The cost of restriction, and the value of nerve
Some of the tournament’s most successful brand moments have come directly from the limitations FIFA imposes on non-sponsors. Levi’s, whose naming rights branding at Levi’s Stadium in Santa Clara had to be covered for tournament matches, turned the restriction into the most commented and shared post in the company’s history by leaning into the absurdity on social media. Gillette did the same at its Massachusetts stadium, designing its mandatory cover to resemble shaving foam.
“What started as a naming rights sponsorship restriction at the Levi’s Stadium became the most commented and shared post in Levi’s history,” the company’s chief marketing officer Kenneth Mitchell wrote. Mentions of the brand rose 44% after the tournament began, with engagement nearly quadrupling once the stadium covering campaign launched.
There is a lesson in that for Australian companies considering football sponsorship at any level, from the A-Leagues down to state league naming rights deals already common across Football Victoria, Football SA and Football Queensland competitions. Constraint handled with genuine creative nerve can generate more value than an unrestricted but conventional campaign. The companies thriving in this tournament are not simply spending more. They are reading the cultural moment and reacting to it with speed and irreverence that larger, more risk-averse sponsors struggle to match.
A market still undervalued
Andrew Rohm, professor of marketing at Loyola Marymount University, frames the split as a contest between “the expected and the unexpected.” Companies unconstrained by FIFA’s rules are simply having more fun, and audiences are responding to that authenticity.
That dynamic should be read by Australian investors and brand strategists as evidence of an underpriced asset. Football’s audience in Australia has grown substantially, driven by the Asian Cup, the Socceroos’ continued World Cup qualification and a women’s game generating record broadcast and attendance figures. The commercial infrastructure around the sport in this country, sponsorship rates, broadcast deals, naming rights, remains comparatively modest next to that of the AFL and NRL. The American experience suggests the ceiling for football-adjacent commercial value is far higher than current Australian sponsorship pricing reflects, particularly for brands willing to move with creativity rather than simply buying the largest available signage package.
As Jared Watson, assistant professor of marketing at NYU’s Stern School of Business, put it, audiences are responding to brands that feel adversarial to the commercialisation of the game itself, even as that commercialisation accelerates. FIFA’s introduction of mandatory in-game hydration breaks, criticised by fans as a thinly veiled advertising mechanism, has only sharpened that appetite for brands seen as standing apart from the money grab.
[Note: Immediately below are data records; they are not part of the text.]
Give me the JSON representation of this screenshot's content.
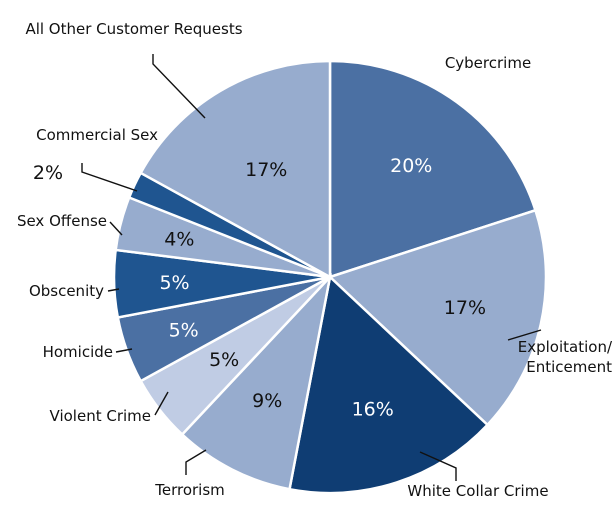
{
  "chart_data": {
    "type": "pie",
    "title": "",
    "slices": [
      {
        "name": "Cybercrime",
        "value": 20,
        "label": "20%",
        "color": "#4b70a3"
      },
      {
        "name": "Exploitation/\nEnticement",
        "value": 17,
        "label": "17%",
        "color": "#97acce"
      },
      {
        "name": "White Collar Crime",
        "value": 16,
        "label": "16%",
        "color": "#0f3d73"
      },
      {
        "name": "Terrorism",
        "value": 9,
        "label": "9%",
        "color": "#97acce"
      },
      {
        "name": "Violent Crime",
        "value": 5,
        "label": "5%",
        "color": "#c0cce4"
      },
      {
        "name": "Homicide",
        "value": 5,
        "label": "5%",
        "color": "#4b70a3"
      },
      {
        "name": "Obscenity",
        "value": 5,
        "label": "5%",
        "color": "#1f5590"
      },
      {
        "name": "Sex Offense",
        "value": 4,
        "label": "4%",
        "color": "#97acce"
      },
      {
        "name": "Commercial Sex",
        "value": 2,
        "label": "2%",
        "color": "#1f5590"
      },
      {
        "name": "All Other Customer Requests",
        "value": 17,
        "label": "17%",
        "color": "#97acce"
      }
    ],
    "legend": "none",
    "start_angle": "12 o'clock",
    "direction": "clockwise"
  }
}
For Australian businesses weighing whether football deserves a larger share of marketing budgets, or whether the sport represents a genuine investment opportunity beyond marketing spend, the message from this World Cup is consistent. The capital is already flowing toward football at a scale most other sports cannot match. The only open question is which brands move quickly enough, and with enough creative conviction, to capture the value before the moment passes them by.